猿楽一座の頭となった時、犬王は全ての部分が美しくなっており、面を外した時には「美しすぎて」異形だとささやかれるほどの姿となっていました。

時の権力者、室町時代の第三代征夷大将軍・足利義満の寵愛を受けるほどにもなった犬王ですが、将軍としての権威を確立したい義満に、他の人が舞うことのできない「平家物語」の上演を禁じられてしまいます。

義満は、足利家が手にしていない宝刀の存在を隠したいのです。

そのため、そこに触れている犬王の物語は、他の目に触れさせたくないのでした。

同じ理由で、友魚の語る琵琶音曲も禁止され、彼の一門は解散させられます。

友魚の語る「平家物語」は、「犬王の人生」を語るものでもあり、かなりの人気を博していたのですが、「犬王の名誉を傷つける」という点からも批判の憂き目にあいました。

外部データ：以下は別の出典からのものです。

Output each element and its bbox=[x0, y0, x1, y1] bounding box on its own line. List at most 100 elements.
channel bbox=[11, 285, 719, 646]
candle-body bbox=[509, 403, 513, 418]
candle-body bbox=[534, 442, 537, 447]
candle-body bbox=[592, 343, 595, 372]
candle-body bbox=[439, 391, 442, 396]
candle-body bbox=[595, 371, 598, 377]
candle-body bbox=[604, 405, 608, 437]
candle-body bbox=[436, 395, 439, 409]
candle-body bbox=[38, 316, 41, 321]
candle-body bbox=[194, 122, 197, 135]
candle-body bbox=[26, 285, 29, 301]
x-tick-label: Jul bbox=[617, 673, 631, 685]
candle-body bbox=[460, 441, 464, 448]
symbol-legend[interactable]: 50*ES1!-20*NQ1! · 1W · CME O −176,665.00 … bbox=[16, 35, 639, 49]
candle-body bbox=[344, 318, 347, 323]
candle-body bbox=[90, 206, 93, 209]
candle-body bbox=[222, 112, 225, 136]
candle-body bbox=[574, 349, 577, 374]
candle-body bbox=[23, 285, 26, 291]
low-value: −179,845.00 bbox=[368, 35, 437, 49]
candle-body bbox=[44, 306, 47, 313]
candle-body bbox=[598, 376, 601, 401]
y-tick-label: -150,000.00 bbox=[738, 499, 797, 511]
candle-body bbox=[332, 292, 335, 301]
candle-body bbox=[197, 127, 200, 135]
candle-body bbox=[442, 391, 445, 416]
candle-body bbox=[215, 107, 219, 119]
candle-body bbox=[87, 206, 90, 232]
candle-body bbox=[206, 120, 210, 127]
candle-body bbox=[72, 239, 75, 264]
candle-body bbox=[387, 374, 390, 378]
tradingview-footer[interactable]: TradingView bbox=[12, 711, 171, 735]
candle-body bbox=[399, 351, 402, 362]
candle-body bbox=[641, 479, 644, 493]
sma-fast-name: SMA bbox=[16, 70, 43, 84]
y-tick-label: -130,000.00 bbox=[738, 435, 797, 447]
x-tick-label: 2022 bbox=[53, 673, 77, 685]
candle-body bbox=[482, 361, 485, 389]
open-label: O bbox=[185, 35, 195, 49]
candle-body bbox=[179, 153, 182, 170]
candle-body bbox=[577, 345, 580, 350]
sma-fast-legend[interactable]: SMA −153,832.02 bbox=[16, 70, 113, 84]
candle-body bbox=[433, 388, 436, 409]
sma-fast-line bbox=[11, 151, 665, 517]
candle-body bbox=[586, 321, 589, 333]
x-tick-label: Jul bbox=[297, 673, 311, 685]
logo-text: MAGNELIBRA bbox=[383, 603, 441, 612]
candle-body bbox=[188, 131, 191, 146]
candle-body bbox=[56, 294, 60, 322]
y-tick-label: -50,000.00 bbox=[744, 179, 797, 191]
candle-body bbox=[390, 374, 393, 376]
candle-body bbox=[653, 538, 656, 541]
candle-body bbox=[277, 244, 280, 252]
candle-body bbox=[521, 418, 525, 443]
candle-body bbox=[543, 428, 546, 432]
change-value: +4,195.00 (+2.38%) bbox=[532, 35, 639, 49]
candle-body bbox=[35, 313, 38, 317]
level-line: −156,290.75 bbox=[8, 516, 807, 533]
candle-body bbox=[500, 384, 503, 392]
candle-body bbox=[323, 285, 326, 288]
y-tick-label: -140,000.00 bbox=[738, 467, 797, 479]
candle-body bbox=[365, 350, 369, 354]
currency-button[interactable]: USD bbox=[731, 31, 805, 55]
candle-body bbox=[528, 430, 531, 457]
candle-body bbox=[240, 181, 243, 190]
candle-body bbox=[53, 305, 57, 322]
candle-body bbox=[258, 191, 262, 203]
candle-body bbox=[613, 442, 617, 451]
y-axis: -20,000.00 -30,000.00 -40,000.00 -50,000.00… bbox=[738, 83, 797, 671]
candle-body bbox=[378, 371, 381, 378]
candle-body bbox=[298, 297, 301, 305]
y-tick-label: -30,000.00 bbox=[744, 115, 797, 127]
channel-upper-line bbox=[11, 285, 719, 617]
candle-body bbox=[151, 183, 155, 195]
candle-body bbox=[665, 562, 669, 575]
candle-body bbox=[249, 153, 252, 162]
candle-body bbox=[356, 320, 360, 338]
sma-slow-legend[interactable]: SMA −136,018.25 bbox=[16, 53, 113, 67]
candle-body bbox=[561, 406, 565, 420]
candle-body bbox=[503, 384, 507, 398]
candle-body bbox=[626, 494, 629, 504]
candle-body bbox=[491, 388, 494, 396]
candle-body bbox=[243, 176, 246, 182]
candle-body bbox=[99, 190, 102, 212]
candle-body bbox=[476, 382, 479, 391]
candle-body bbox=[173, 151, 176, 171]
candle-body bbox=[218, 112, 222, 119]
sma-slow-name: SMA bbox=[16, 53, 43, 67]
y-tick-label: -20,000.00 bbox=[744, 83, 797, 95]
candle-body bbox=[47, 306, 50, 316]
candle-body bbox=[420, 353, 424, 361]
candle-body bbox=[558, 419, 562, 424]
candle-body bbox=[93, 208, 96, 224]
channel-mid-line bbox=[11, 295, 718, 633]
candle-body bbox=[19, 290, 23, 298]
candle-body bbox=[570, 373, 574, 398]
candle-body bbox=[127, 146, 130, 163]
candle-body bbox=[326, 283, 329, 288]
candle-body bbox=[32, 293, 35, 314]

友魚は、また権力者によって左右される自らの運命に反抗し、禁止された音曲を外で語り、罰されることになりました。

犬王は黙って、自身の「平家物語」を封印して他の猿楽を上演し続けますが、死に際に友魚を迎えに行くことを所望します。

平家物語 犬王の巻 を読んだ読書感想

音や、いろどりや声が浮かび上がってきそうな語り口が作品全体を貫いており、引き込まれるように読み終えてしまえる作品です。

もともと存在している「平家物語」や「犬王」という猿楽師をかくも魅力的に、そして奇想天外なはじまりに持ってくる作家の力に脱帽の思いを抱きました。

文体にスピード感があり、映像や舞台化された状態が思い浮かんでとまりません。

はじめの衝撃的な章段が、どのように展開していくのかを考えるだけでわくわくするし、途中で読みやめるという選択肢はあり得ないような作品です。

芸術に身を捧げることや、「生きる」ということについても考えてしまいました。